Según el último informe de Naciones Unidas, la humanidad generó
41,8 millones de toneladas de residuos electrónicos en 2014, una cifra
que pulveriza todos los lamentables récords anteriores. Los fotógrafos
Kevin McElvaney y Valentino Bellini han viajado a China, Pakistán y
Ghana para inmortalizar los lugares donde acaban la mayoría de estos
desechos. Ambos han compartido con nosotros experiencias y fotografías
que narran la cruda realidad de quienes viven y trabajan entre chatarra.

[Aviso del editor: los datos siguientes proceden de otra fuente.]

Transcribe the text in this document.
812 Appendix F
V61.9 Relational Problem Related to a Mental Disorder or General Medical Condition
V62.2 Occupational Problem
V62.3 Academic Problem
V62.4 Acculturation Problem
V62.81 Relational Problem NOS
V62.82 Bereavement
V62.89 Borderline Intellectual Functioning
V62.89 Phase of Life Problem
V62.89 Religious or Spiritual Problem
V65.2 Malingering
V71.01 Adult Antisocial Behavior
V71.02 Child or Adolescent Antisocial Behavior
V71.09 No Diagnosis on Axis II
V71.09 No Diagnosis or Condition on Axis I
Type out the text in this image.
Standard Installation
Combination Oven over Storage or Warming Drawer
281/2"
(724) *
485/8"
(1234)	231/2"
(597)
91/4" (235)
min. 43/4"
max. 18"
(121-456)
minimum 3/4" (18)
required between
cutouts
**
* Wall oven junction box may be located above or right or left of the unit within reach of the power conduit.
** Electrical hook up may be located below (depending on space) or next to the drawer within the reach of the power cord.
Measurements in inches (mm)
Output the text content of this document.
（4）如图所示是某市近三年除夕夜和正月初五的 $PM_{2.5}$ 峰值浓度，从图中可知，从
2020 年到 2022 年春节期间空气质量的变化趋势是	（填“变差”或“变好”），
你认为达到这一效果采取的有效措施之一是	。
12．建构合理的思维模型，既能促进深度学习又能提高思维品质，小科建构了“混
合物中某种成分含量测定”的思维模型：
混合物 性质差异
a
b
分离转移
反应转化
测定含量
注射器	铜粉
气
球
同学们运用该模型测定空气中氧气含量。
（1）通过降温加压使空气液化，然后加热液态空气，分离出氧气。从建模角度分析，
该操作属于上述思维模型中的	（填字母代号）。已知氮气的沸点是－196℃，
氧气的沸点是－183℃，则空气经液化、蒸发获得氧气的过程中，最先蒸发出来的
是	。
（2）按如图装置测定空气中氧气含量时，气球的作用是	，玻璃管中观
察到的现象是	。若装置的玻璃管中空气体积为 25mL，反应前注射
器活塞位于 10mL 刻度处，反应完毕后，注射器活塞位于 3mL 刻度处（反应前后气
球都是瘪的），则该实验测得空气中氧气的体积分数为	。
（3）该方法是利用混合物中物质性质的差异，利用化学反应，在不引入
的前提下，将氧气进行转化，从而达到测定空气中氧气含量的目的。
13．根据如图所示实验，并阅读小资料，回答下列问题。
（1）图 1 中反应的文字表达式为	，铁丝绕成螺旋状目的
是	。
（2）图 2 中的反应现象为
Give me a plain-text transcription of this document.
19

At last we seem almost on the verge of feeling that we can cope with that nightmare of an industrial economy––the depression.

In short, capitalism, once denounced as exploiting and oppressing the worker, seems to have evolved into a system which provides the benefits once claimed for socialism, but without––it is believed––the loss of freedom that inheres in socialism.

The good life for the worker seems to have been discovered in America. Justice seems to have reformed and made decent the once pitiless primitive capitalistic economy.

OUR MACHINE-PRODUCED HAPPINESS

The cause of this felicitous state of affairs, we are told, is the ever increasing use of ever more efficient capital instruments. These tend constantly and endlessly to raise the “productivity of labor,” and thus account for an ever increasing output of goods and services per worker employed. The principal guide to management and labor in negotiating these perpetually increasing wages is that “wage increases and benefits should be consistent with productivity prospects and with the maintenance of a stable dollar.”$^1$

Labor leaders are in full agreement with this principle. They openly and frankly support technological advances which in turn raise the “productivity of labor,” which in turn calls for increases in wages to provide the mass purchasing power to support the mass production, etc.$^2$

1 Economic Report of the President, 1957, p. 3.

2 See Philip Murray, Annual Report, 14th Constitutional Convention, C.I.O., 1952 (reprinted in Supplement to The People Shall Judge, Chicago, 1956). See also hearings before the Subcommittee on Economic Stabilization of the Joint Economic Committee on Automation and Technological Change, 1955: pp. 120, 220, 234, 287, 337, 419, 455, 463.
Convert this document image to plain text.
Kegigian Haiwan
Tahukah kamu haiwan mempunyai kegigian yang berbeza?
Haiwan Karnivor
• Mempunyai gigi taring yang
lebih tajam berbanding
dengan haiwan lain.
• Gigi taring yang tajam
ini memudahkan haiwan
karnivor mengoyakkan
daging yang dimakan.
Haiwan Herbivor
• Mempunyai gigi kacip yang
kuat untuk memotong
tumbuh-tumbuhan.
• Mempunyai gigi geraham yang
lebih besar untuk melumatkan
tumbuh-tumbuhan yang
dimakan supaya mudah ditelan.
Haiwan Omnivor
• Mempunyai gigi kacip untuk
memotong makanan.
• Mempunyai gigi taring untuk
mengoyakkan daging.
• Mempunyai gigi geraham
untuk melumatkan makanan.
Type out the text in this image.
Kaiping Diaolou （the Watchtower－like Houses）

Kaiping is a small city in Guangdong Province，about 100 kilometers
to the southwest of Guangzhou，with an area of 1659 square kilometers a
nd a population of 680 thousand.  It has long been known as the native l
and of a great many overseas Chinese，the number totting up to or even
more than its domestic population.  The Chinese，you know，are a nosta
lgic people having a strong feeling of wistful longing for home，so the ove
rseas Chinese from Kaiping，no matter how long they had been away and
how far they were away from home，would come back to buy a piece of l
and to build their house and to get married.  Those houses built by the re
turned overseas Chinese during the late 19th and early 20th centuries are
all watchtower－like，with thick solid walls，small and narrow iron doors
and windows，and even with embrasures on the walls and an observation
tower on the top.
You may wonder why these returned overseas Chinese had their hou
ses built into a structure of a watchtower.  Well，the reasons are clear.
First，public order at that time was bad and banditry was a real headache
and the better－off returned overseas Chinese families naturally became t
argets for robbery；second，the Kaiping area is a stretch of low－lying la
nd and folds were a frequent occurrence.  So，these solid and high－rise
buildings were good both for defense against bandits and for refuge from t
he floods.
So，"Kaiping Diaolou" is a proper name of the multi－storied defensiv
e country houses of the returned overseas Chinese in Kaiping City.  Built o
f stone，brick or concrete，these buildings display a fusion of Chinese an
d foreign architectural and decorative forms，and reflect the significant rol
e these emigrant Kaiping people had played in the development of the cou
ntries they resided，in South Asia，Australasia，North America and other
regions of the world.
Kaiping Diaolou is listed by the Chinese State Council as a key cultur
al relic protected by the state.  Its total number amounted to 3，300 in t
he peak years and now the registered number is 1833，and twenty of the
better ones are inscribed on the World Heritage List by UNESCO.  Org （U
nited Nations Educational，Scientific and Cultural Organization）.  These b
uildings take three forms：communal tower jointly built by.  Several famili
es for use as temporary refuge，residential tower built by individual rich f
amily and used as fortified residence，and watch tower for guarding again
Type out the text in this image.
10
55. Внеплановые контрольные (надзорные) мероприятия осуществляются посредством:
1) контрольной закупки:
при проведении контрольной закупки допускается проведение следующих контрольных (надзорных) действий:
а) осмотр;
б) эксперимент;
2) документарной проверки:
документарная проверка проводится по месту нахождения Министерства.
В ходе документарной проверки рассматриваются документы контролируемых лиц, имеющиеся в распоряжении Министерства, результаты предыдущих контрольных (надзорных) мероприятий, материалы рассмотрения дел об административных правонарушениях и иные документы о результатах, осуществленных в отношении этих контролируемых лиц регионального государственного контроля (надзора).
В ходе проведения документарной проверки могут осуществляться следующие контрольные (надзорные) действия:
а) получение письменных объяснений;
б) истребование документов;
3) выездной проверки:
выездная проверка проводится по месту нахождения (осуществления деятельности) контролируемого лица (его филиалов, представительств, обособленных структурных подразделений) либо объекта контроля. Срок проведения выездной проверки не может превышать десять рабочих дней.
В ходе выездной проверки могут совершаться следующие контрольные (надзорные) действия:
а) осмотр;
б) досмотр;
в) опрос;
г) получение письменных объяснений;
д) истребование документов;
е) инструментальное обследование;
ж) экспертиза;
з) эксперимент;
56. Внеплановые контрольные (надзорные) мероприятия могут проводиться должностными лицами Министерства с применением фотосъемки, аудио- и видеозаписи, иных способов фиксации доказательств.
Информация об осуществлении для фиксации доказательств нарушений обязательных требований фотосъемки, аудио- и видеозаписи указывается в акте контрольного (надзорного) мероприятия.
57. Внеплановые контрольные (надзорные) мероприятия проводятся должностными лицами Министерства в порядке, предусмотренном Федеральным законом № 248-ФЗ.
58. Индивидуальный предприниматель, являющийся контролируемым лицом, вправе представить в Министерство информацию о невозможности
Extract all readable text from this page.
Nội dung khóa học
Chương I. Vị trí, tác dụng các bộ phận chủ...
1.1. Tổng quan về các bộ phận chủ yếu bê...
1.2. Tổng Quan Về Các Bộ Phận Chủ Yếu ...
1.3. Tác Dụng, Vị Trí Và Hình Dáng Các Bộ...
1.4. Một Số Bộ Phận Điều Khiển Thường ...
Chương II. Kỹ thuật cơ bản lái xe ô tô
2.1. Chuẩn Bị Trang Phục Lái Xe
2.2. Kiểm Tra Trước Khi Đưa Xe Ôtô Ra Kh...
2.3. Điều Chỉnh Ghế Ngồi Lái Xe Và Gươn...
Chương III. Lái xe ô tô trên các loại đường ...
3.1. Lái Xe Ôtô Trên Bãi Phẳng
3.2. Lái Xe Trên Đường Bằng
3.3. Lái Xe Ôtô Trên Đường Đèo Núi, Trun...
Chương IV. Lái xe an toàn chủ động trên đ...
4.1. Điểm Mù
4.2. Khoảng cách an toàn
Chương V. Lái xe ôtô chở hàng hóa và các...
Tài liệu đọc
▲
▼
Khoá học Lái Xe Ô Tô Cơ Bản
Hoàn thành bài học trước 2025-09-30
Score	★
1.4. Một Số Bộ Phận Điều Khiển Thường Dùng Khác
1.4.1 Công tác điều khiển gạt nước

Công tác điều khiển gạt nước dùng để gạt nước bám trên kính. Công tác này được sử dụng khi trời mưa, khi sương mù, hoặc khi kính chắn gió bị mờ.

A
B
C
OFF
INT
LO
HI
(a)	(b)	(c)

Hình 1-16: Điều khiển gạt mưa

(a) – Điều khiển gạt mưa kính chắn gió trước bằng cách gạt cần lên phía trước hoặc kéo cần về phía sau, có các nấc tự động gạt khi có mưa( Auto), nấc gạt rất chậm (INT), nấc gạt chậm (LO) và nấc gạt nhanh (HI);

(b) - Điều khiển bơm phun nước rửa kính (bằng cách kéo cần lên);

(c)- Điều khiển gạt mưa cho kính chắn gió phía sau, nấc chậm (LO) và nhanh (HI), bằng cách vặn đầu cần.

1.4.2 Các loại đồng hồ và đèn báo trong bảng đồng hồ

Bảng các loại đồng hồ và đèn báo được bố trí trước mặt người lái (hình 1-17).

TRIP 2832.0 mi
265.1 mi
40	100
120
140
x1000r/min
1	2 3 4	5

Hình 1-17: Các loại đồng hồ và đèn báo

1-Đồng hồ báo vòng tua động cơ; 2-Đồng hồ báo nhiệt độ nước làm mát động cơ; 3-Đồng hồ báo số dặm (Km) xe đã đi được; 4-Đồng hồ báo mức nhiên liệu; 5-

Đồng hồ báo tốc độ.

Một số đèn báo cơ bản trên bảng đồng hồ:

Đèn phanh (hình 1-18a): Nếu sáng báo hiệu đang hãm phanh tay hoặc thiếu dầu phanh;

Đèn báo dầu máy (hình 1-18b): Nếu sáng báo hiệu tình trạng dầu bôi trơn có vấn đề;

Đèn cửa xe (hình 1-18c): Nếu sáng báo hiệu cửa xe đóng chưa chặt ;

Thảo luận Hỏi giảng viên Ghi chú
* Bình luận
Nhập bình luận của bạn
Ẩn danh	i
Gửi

“Quería que las personas fueran protagonistas de las imágenes y no la pobreza o los montones de residuos electrónicos ardiendo”, explica Kevin McElvaney.
A pesar de la intención del fotógrafo, resulta imposible no fijarse en
lo que rodea al individuo que, en cada instantánea, mira fijamente a la
cámara y nos desafía erguido sobre el cadáver de una máquina. Es el
único que no pisa las negras cenizas que tapizan el suelo de Agbogbloshie.
McElvaney forma parte del conjunto de profesionales que ha retratado la
dura realidad de lugares como este situado en Acra, la ciudad más
poblada de Ghana: inmensos cementerios de chatarra
en las zonas menos favorecidas del globo, donde a nadie le importa que
se almacenen incontroladamente los restos de ordenadores,
electrodomésticos y demás aparatos que dominan el inquietante paisaje.
Una visión, la inmortalizada por las cámaras, que ni
siquiera puede reflejar por sí sola las verdaderas dimensiones de una
realidad insostenible. Para conocerla mejor hay que recurrir a las
últimas cifras reveladas por la Universidad de Naciones Unidas. Según el informe
más reciente, la cantidad de residuos electrónicos generados en 2014 a
nivel mundial ha superado todos los récords, alcanzando los 41,8 millones de toneladas.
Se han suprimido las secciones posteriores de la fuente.